Submitted to: Air and Waste Management Annual Conference Proceedings
Publication Type: Proceedings
Publication Acceptance Date: March 10, 2010
Publication Date: June 24, 2010
Citation: Trabue, S.L., Sauer, T.J., Pfeiffer, R.L. 2010. Source chemical characterization of swine odor. Proceedings of the Air and Waste Management Annual Conference, June 21-24, 2010, Calgary, Alberta, Canada. Paper 124.

Interpretive Summary: Odors from swine production have been linked to a host of issues affecting quality of life, property values and potentially human health. Typical compounds and classes of compounds include: sulfides, thiols, acids, phenols, indoles, ammonia and amines. The wide range of compounds assoicated with swine odor require several different sampling and analysis techniques. In this study, gas phase odorants were monitored using sorbent tubes (volatile organic compounds), canisters (sulfur compounds), and acid traps (amines). Odorants assoicated with swine housing were different than those assoicated with pit fans. In terms of concentration in air, total VFAs were highest followed by reduced sulfur compounds (RSC), phenol compounds and indole compounds. In terms of odor potential or odor activity value (= conc. of odorant in air/odor threshold concentration), RSC were highest followed by total VFAs, phenols, and indole compounds. Hydrogen sulfide (H2S) was generally detected above its odor threshold value at the pit fan; however, during pumping of the deep pits its levels rose rapidly to over 100 times its previous concentration within a building and over 20 times at distances of 46 m downwind from the facility. Other RSC did not rise during pumping of the deep pits. Indole and phenol compounds were detected over a mile away downwind from the swine operation. This study shows that odor can be complex requiring several different techniques for its characterization since the nature of odor can by changed based on distance from the source and mangement practices at the facility. The research described in this report provides animal scientists, growers, engineers, air quality, and regulatory officials valuable information on the nature and characterization of odor compounds.

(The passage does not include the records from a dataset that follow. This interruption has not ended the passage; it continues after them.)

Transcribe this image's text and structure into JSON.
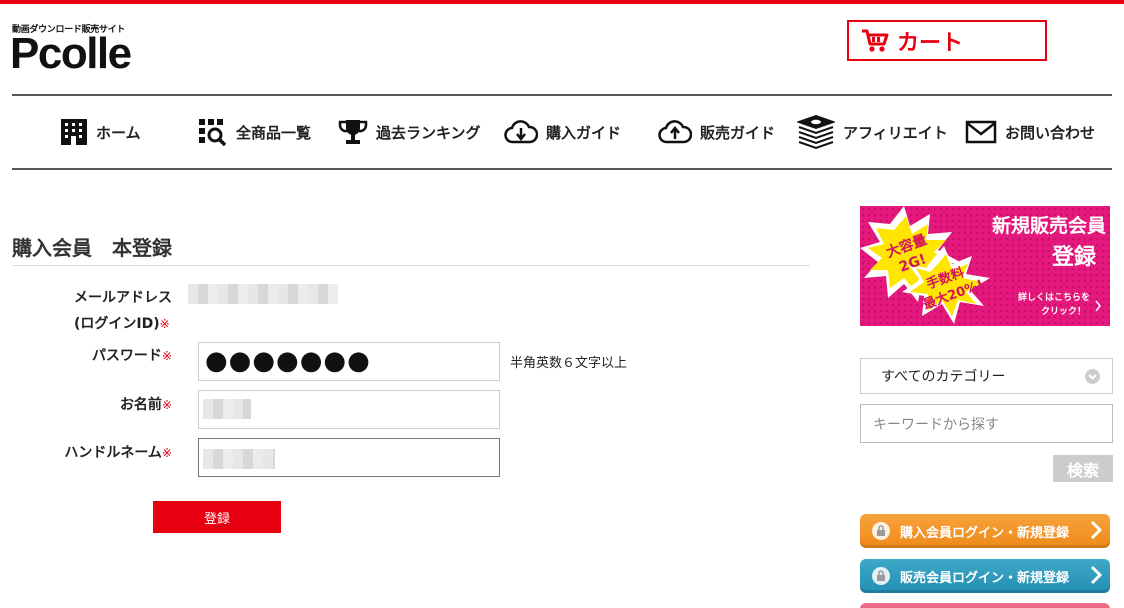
{
  "header": {
    "tagline": "動画ダウンロード販売サイト",
    "logo": "Pcolle",
    "cart_label": "カート"
  },
  "nav": {
    "items": [
      {
        "label": "ホーム",
        "icon": "building-icon"
      },
      {
        "label": "全商品一覧",
        "icon": "grid-search-icon"
      },
      {
        "label": "過去ランキング",
        "icon": "trophy-icon"
      },
      {
        "label": "購入ガイド",
        "icon": "cloud-download-icon"
      },
      {
        "label": "販売ガイド",
        "icon": "cloud-upload-icon"
      },
      {
        "label": "アフィリエイト",
        "icon": "money-stack-icon"
      },
      {
        "label": "お問い合わせ",
        "icon": "mail-icon"
      }
    ]
  },
  "main": {
    "heading": "購入会員　本登録",
    "form": {
      "email_label_1": "メールアドレス",
      "email_label_2": "(ログインID)",
      "password_label": "パスワード",
      "password_dots": "●●●●●●●",
      "password_hint": "半角英数６文字以上",
      "name_label": "お名前",
      "handle_label": "ハンドルネーム",
      "required_mark": "※",
      "submit_label": "登録"
    }
  },
  "sidebar": {
    "banner": {
      "title_1": "新規販売会員",
      "title_2": "登録",
      "burst_1_line1": "大容量",
      "burst_1_line2": "2G!",
      "burst_2_line1": "手数料",
      "burst_2_line2": "最大20%!",
      "link_1": "詳しくはこちらを",
      "link_2": "クリック！"
    },
    "category_select": "すべてのカテゴリー",
    "keyword_placeholder": "キーワードから探す",
    "search_label": "検索",
    "buyer_login_label": "購入会員ログイン・新規登録",
    "seller_login_label": "販売会員ログイン・新規登録",
    "colors": {
      "accent": "#e60012",
      "buyer_button": "#f09428",
      "seller_button": "#2f9cc0",
      "banner": "#e5197d"
    }
  }
}
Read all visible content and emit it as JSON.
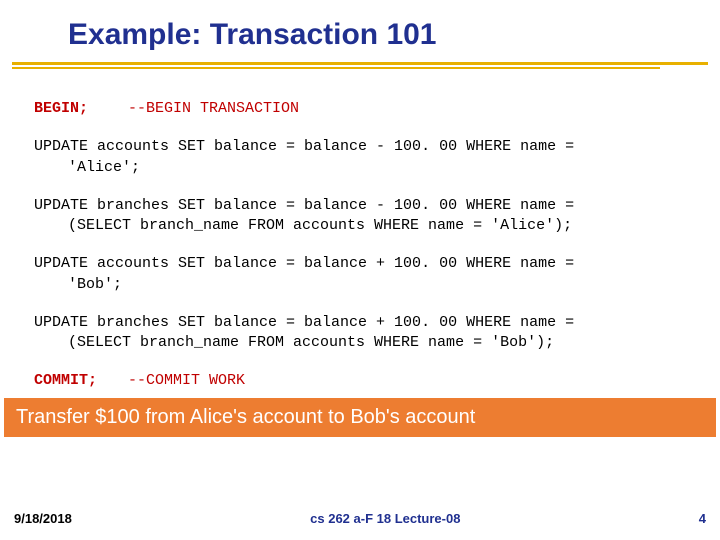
{
  "title": "Example: Transaction 101",
  "code": {
    "begin_kw": "BEGIN;",
    "begin_comment": "--BEGIN TRANSACTION",
    "stmt1_a": "UPDATE accounts SET balance = balance - 100. 00 WHERE name =",
    "stmt1_b": "'Alice';",
    "stmt2_a": "UPDATE branches SET balance = balance - 100. 00 WHERE name =",
    "stmt2_b": "(SELECT branch_name FROM accounts WHERE name = 'Alice');",
    "stmt3_a": "UPDATE accounts SET balance = balance + 100. 00 WHERE name =",
    "stmt3_b": "'Bob';",
    "stmt4_a": "UPDATE branches SET balance = balance + 100. 00 WHERE name =",
    "stmt4_b": "(SELECT branch_name FROM accounts WHERE name = 'Bob');",
    "commit_kw": "COMMIT;",
    "commit_comment": "--COMMIT WORK"
  },
  "caption": "Transfer $100 from Alice's account to Bob's account",
  "footer": {
    "date": "9/18/2018",
    "center": "cs 262 a-F 18 Lecture-08",
    "page": "4"
  }
}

Technical Abstract: Odors from swine production have been linked to a host of issues affecting quality of life, property values and potentially human health. Typical compounds and classes of compounds include: sulfides, thiols, acids, phenols, indoles, ammonia and amines. The wide range of compounds assoicated with swine odor require a multiple sampling techniques for its characterization. Gas phase samples were monitored with sorbent tubes (volatile organic compounds, VOCs), canisters (reduced sulfur compounds, RSC), and denunders (amines). Samples were analyzed by either GC-MS or IC analysis. Odorants in the swine housing areas had elevated levels of VFAs and phenols, while in pit fan areas elavated levels of phenols, indoles, and sulfide compounds. In terms of concentration in air, total VFAs averaged 325 ug m-3, total phenols 62.4 ug m-3, total indoles 1.6 ug m-3, and total reduced sulfur compounds 76.7 mg m-3. If concentrations are adjusted to odor activity value (= conc. of odorant in air/odor threshold concentration) total VFAs, phenols, indoles, and reduced sulfur compounds averaged 6.8, 6.5, 5.0, and 10.3, respectively. Hydrogen sulfide (H2S) was generally detected with 1-2 OAV at the pit fan; however, during pumping of the deep pits its levels rose rapidly to over 254 OAV from the building and over 45 OAV 46 m downwind from the facility, but rapidly declined when pumping ceased. There was little to no rise in levels of the other RSC during pumping. Indole and phenol compounds were detected over 1.5 km downwind from the swine production. This study shows that odor can be complex requiring several different techniques for its characterization since the nature of odor can by both distance from the source and mangement practices at the facility.